Predicting that the many coin-flip races are settled in a manner that allows the GOP to hold the Senate seats they need to hold, take most of the open seats and beat a handful of incumbent Democrats to claim a Senate majority requires more than a seasoned political gut or a series of statistical models. Those races could be affected by factors such as early voting, voting by mail and a host of voter restrictions that can change the composition of the electorate. Add to these the widespread expectation of a very low voter turnout, and many races become very hard to prophesy.
Many races may not be settled once Tuesday’s votes are counted. Two states in particular could keep America in suspense. In Louisiana a “jungle primary” allows a large number of candidates to challenge the Democratic incumbent, Sen.
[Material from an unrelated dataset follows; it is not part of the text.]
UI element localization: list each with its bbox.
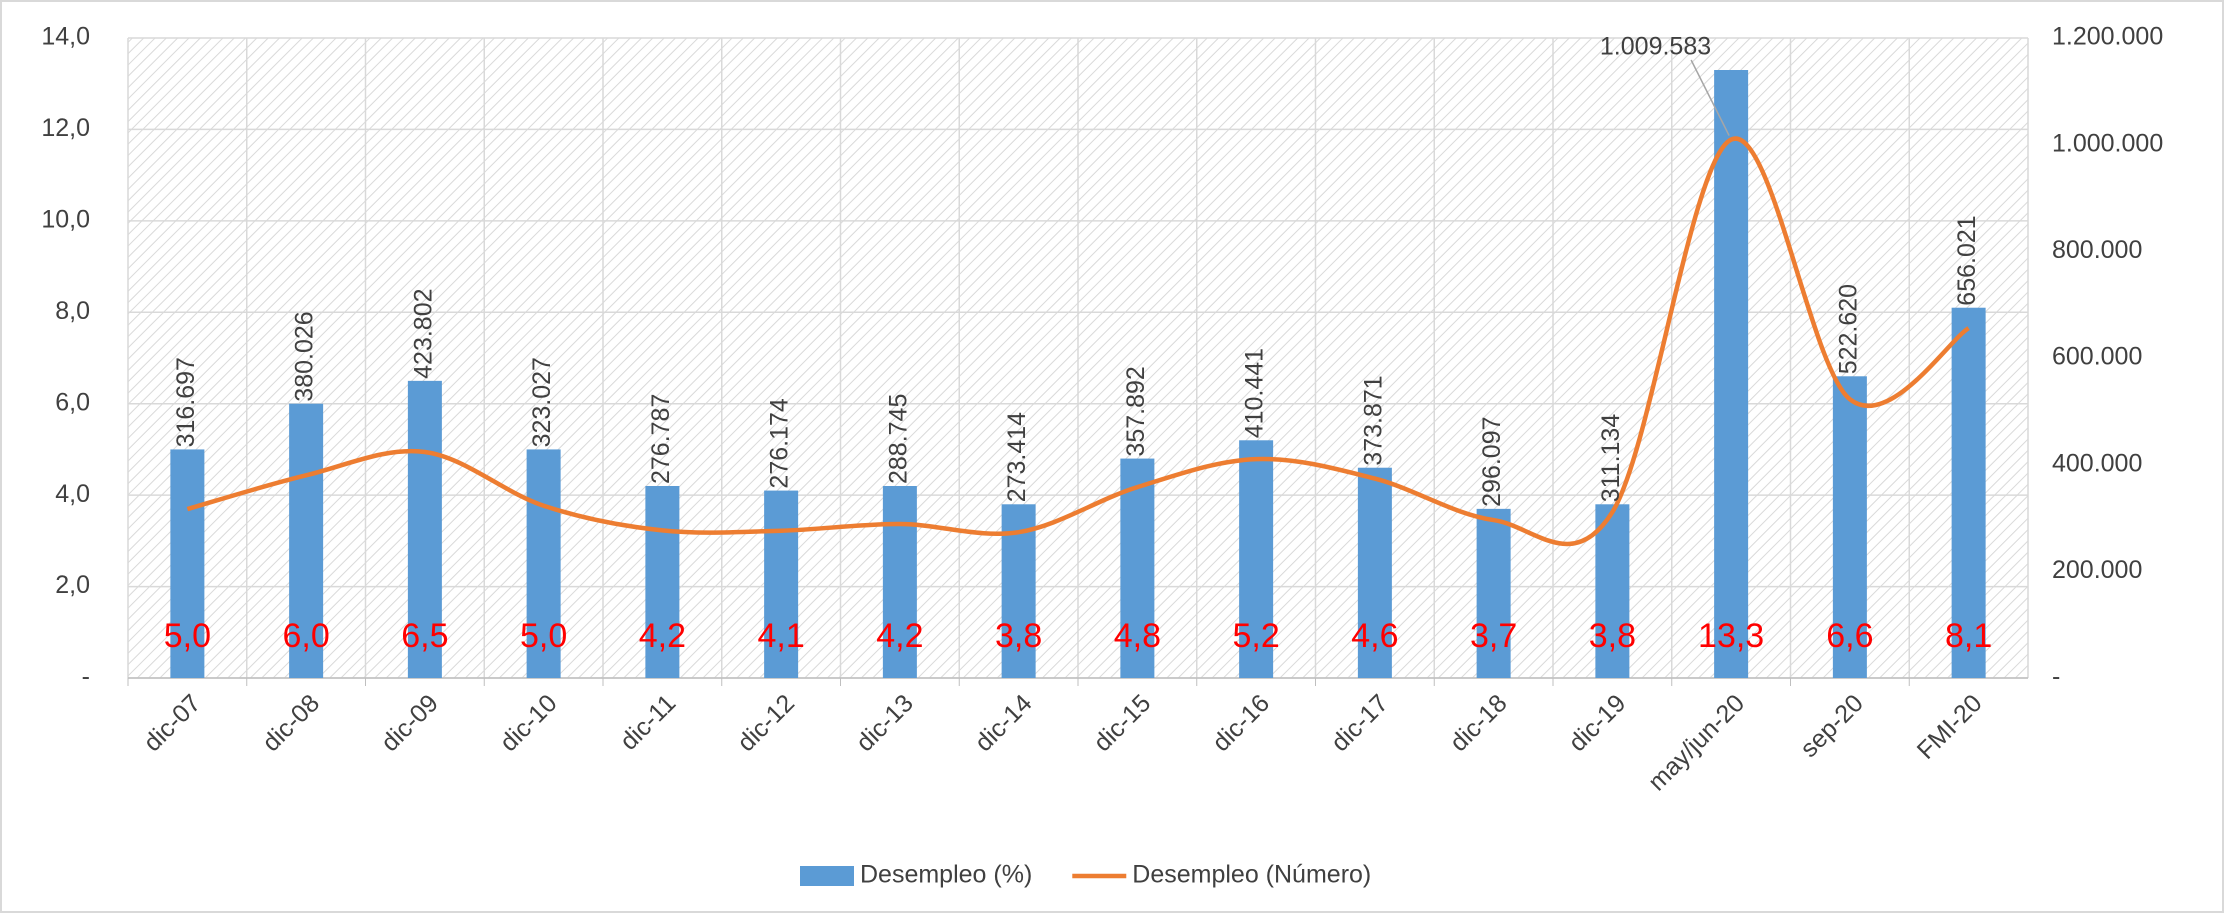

Mary Landrieu, and if no one garners a simple majority, the top two finishers — likely Landrieu and a Republican — will face off in December.
Georgia, which also requires the winner to top 50 percent, threatens to be the other cliffhanger. If Libertarian candidate Amanda Swafford captures enough votes, she could force Democrat Michelle Nunn and Republican David Perdue into a runoff. That would be held on Jan. 6, 2015, three days after the next session of Congress is set to begin.
Election watchers should get a picture of the national tide a little earlier than January, however. In Kentucky — where incumbent Republican Mitch McConnell, slated to be the Senate’s majority leader should his party gain six seats, is facing a strong challenge from Democrat Alison Lundergan Grimes — polls close at 6 p.m. Eastern time for the eastern part of the state and 6 p.m. Central time for the western half. Most expect McConnell to survive, if narrowly, but if his seat flips, Tuesday night could be full of surprises.
Next up are poll closings in New Hampshire (7 p.m. ET) and North Carolina (7:30 p.m. ET), where incumbent Democratic Sens. Jeanne Shaheen and Kay Hagan, respectively, must hold off GOP challengers. If both fall, expect to start hearing a lot about that previously mentioned wave.
Other key races to watch as the night wears on include Iowa, Colorado and Alaska. Then there is the wild West wild card in Kansas, where three-term incumbent Republican Sen. Pat Roberts is facing independent Greg Orman. Orman is thought to favor caucusing with the Democrats, but if the Senate is split, expect both parties to bid for his allegiance.
Besides the high-profile races for the U.S. Senate, there are hotly contested races and ballot measures across the country, and for all the national attention focused on control of the Senate, if recent past is prologue, the real news — the kind that has the power to change people’s lives — will be made at the state and local levels.
For those governors, mayors, state legislators and city officials — and for all the people they want to represent, whether they wind up voting or not — the elections will have consequences, for Tuesday and for years to come.